Panel Data
Contents
- Framework
- Clustered Standard Errors
- Many FEs
- Implementation in R: felm command
Introduction
- Panel data has observations on \(n\) cross-sectional units at \(T\) time periods: \((X_{it}, Y_{it}\)
- Examples:
- Person \(i\)’s income in year \(t\).
- Vote share in county \(i\) for the presidential election year \(t\).
- Country \(i\)’s GDP in year \(t\).
- Panel data is useful because
- More variation (both cross-sectional and temporal variation)
- Can deal with time-invariant unobserved factors.
- (Not focus in this course) Dynamics of individual over time.
Overview
- Consider the model \[
y_{it} = \beta' x_{it} + \epsilon_{it}, E[\epsilon_{it} | x_{it} ] = 0
\] where \(x_{it}\) is a k-dimensional vector
- If there is no correlation between \(x_{it}\) and \(\epsilon_{it}\), you can estimate the model by OLS (pooled OLS)
- A natural concern here is the omitted variable bias.
- We now consider that \(\epsilon_{it}\) is written as \[
\epsilon_{it} = \alpha_i + u_{it}
\] where \(\alpha_i\) is called unit fixed effect, which is the time-invariant unobserved heterogeneity.
- With panel data, we can control for the unit fixed effects by incorporating the dummy variable for each unit \(i\)! \[
y_{it} = \beta' x_{it} + \gamma_2 D2_i + \cdots + \gamma_n Dn_i + u_{it}
\] where \(Dl_i\) takes 1 if \(l=i\).
- Notice that we cannot do this for the cross-section data!

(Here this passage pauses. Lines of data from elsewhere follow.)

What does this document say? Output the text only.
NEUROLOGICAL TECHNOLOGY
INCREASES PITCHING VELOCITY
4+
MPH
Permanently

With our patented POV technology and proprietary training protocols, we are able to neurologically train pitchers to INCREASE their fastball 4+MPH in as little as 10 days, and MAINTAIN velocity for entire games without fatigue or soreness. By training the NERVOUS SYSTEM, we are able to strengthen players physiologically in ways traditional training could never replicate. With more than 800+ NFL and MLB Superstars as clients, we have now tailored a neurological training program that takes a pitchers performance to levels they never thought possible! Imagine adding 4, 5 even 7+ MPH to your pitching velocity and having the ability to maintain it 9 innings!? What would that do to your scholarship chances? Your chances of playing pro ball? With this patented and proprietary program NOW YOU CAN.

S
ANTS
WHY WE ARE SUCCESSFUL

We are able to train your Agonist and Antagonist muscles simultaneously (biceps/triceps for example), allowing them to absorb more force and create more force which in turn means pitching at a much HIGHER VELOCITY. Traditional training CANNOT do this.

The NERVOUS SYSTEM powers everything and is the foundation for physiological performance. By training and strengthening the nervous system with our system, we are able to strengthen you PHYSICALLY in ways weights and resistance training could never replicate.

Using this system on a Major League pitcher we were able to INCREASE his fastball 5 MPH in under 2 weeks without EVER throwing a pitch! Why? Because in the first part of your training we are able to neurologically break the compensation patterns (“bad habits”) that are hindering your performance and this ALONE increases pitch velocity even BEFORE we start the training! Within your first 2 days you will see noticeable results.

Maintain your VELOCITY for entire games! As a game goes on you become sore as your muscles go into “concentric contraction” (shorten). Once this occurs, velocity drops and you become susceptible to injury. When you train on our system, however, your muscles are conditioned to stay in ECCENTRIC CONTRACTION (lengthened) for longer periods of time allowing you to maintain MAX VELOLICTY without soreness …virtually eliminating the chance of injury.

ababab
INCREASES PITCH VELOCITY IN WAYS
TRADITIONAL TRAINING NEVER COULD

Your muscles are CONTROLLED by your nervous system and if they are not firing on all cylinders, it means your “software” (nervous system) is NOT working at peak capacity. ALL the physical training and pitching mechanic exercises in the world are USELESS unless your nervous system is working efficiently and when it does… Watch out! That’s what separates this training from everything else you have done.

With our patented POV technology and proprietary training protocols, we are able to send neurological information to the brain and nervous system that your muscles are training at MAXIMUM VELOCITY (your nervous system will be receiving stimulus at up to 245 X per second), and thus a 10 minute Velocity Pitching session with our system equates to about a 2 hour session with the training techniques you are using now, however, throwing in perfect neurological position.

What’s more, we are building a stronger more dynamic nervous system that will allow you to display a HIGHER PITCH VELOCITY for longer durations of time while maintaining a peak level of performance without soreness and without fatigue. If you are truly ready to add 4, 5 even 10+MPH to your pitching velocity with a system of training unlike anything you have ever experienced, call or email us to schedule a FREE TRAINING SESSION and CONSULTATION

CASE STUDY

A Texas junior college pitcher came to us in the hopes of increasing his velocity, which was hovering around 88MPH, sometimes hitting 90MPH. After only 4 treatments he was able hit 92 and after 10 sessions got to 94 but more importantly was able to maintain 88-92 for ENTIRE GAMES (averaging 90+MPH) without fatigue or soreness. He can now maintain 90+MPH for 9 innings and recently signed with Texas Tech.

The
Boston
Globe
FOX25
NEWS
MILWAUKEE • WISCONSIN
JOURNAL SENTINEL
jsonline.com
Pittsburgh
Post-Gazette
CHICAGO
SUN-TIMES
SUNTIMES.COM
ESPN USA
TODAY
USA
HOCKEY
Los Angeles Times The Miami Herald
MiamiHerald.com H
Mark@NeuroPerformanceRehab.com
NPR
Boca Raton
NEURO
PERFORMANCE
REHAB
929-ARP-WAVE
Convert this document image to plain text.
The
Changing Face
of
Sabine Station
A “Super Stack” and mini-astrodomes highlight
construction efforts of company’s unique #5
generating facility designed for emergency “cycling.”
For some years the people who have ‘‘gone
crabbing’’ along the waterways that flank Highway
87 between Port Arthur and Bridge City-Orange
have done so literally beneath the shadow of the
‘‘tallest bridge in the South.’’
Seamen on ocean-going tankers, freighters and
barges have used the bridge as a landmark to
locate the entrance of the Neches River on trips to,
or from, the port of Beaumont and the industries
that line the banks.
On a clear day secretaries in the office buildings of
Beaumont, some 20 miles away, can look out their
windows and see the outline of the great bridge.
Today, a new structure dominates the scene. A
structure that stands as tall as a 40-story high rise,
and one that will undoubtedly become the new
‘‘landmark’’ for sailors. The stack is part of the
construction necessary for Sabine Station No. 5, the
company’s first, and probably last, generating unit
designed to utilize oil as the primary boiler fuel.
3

- We often write the model with unit FE as \[
y_{it} = \beta' x_{it} + \alpha_i + u_{it}
\]
Framework
- The fixed effects model \[
y_{it} = \beta' x_{it} + \alpha_i + u_{it}
\]
- Assumptions:
- \(u_{it}\) is uncorrelated with \((x_{i1},\cdots, x_{iT})\), that is \(E[u_{it}|x_{i1},\cdots, x_{iT} ] = 0\)
- \((Y_{it}, x_{it})\) are independent across individual \(i\).
- No outliers
- No Perfect multicollinarity
- Let’s discuss Assumptions 1, 2, and 4 in detail.
- Assumption 1 is weaker than the assumption in OLS, because the time-invariant factor \(\alpha_i\) is captured by the fixed effect.
- Example: Unobserved ability is caputured by \(\alpha_i\).
- Assumption 2 allows for serial correlation (i.e., \(Cov(x_{it},x_{it'} ) \neq 0\) ) within individual \(i\).
- This is related to the cluster-robust standard error.
- Assumption 4 seems as usual, but it has an important role in panel data analysis.
- Consider the following regression with unit FE \[
wage_{it} = \beta_0 + \beta_1 experience_{it} + \beta_2 male_{i} + \beta_3 white_{i} + \alpha_i + u_{it}
\] where \(experience_{it}\) measures how many years worker \(i\) has worked before at time \(t\).
- In the regression above, we have multicollinearity issue because of \(male_{i}\) and \(white_{i}\).
- Intuitively, we cannot estimate the coefficient \(\beta_2\) and \(\beta_3\) because those time-invariant variables are completely captured by the unit fixed effect \(\alpha_i\).
FE, FE, and FE
- In addition to unit FE, you can also add time fixed effects (FE) \[
y_{it} = \beta' x_{it} + \alpha_i + \gamma_t + u_{it}
\]
- The regression above controls for both time-invariant individual heterogeneity and (unobserved) aggregate year shock.
- Panel data is useful to capture various unobserved shock by including fixed effects.
Panel + IV
- You can use IV regression with panel data. This is PS5.
Standard Errors
- In the cross-section data, we need to use the heteroskedasticity robust standard error.
- Remember: Heteroskedasticity means \(Var(u_i | x_i) = \sigma(x_i)\).
- In the panel data setting, we need to consider the autocorrelation of the variable, that is the correlation between \(u_{it}\) and \(u_{it'}\) across periods for each individual \(i\).
- The current standard is to use so-called cluster-robust standard error.
- The cluster is unit \(i\). The observations within cluster are allowed to be freely correlated.
- Cluster-robust standard error takes care for such correlation.
- I will explain how to deal with this in R.